Annual figures from former British Steel company Corus on Thursday come at a time of change, with Mittal Steel plotting a hostile takeover of rival Arcelor and buoyant demand for metals driving prices relentlessly higher.

Consolidation and the rapid rise in demand from China and India has boosted Corus shares, returning the company to the FTSE 100 Index after an absence of nine months.

Jeremy Batstone, of Charles Stanley, said: "Operationally, Corus needs to prove to investors that it can build on its Restoring Success cost-cutting initiative."

Because lower-cost producers are grabbing market share from traditional operators, Corus has focused on innovation such as rails that are twice as thick as usual and make train journeys smoother for passengers.
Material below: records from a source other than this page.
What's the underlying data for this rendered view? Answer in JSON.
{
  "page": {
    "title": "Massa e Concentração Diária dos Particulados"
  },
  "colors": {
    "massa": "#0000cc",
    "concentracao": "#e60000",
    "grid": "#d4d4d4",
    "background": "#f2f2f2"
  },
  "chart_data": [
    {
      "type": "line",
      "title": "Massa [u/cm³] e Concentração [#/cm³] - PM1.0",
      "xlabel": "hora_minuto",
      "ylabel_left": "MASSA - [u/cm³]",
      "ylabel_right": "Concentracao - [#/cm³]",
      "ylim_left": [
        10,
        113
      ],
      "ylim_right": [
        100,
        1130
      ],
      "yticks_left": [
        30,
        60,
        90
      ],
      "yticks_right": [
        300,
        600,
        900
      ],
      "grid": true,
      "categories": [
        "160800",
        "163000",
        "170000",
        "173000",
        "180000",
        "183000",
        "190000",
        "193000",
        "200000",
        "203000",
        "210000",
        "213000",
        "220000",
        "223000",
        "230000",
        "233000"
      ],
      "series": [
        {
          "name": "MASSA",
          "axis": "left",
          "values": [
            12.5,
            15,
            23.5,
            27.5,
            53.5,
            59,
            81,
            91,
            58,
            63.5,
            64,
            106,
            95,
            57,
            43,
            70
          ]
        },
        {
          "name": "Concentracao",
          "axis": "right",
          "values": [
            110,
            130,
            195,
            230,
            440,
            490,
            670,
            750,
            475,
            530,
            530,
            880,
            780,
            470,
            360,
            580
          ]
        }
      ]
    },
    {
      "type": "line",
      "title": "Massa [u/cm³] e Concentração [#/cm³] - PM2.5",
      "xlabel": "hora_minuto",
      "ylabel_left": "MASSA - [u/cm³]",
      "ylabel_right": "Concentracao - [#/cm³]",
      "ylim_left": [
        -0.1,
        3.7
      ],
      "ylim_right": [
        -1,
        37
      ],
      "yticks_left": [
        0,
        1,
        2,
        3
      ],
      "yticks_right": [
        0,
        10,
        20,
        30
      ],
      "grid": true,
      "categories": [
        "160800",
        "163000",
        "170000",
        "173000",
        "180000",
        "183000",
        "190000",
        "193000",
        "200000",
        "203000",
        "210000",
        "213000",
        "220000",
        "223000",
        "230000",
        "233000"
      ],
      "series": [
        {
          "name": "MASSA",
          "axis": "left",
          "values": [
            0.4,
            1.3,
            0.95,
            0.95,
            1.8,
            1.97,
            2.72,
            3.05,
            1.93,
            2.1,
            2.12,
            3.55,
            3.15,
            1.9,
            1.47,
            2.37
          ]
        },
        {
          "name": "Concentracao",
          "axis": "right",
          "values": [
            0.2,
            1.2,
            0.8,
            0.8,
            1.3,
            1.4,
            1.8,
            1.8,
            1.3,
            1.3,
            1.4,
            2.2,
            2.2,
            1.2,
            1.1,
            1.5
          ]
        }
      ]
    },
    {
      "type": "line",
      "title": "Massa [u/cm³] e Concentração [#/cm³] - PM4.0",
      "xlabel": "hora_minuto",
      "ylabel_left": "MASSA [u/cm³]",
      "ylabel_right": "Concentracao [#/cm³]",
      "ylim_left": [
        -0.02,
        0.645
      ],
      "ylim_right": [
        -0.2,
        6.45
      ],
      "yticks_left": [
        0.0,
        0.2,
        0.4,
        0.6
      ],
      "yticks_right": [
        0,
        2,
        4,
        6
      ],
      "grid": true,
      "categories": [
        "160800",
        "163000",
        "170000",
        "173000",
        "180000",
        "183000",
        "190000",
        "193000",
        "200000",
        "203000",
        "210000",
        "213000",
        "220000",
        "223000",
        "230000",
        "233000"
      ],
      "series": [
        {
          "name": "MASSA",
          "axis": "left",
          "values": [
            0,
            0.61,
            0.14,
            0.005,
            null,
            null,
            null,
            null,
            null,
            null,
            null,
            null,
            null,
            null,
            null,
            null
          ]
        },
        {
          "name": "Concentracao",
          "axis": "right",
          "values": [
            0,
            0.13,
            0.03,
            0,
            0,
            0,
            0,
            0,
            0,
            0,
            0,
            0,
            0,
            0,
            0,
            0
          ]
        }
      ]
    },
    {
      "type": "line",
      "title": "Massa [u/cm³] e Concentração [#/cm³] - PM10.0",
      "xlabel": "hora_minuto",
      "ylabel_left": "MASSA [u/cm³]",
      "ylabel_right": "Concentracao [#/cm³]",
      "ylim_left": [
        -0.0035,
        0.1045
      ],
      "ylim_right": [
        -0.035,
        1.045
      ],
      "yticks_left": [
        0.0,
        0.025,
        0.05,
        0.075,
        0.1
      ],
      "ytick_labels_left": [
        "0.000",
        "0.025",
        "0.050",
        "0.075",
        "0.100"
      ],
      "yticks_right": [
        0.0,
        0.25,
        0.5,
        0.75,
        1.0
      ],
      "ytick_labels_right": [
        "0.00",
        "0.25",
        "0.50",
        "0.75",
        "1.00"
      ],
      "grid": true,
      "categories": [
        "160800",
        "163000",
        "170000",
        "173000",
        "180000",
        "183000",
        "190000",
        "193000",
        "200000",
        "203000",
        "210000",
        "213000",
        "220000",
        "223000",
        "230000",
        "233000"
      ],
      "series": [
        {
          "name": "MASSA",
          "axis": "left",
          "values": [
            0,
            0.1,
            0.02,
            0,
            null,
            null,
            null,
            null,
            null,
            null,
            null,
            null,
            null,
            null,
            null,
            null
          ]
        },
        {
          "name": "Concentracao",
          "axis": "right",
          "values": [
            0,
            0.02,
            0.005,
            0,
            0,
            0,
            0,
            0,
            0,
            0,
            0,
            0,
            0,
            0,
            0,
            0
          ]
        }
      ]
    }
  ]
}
According to Mr Batstone, Corus should post pretax profits of £575 million for 2005 compared with £536 million a year earlier.

At Prudential, new chief executive Mark Tucker may announce more details on the synergies he expects following the full acquisition of online banking operation Egg. The Pru has already said it will look for £40 million of cost savings by the end of 2007, as it seeks to co-ordinate activities such as customer service, IT and marketing.

Barclays Stockbrokers expects the Pru to post profits for 2005 of £1.59 billion on Thursday, against £1.24 billion a year earlier, while a day later Legal & General is tipped for a figure of £974 million, compared with £764 million in 2004.

The success of French Connection's controversial £2 million advertising campaign - featuring a lesbian kiss - will be gauged tomorrow when the high street retailer updates the market at its preliminary results.

The highly-stylised advert, which shows two immaculately dressed women kung fu fighting before they embrace, was launched in February following a period of stagnant sales.

It remains to be seen if the campaign, which drew 127 complaints from offended viewers, has been enough to turn the company's fortunes around, which analysts say are down to overpriced and unoriginal products in a fiercely-competitive market.

A consensus of analysts predicts pretax profits will drop from £33.7 million to £12.3 million for the year ending January 31 as consumers show signs of tiring of the FCUK logo.

The suggestive abbreviation of French Connection United Kingdom, though successful for several years, is now considered an old joke.

Deutsche Bank said: "We expect 2006 to be another challenging year for French Connection, as management seeks to rebuild consumers' confidence in the ranges and brand."

Meanwhile, on Friday Midlands cooker maker Aga announces its 2005 results.

The group reported strong trading in both the first and s econd half. Sales are expected to increase from £425 million to £484 million; broker Brewin Dolphin reckons profits should rise from £38.6 million to £41.6 million.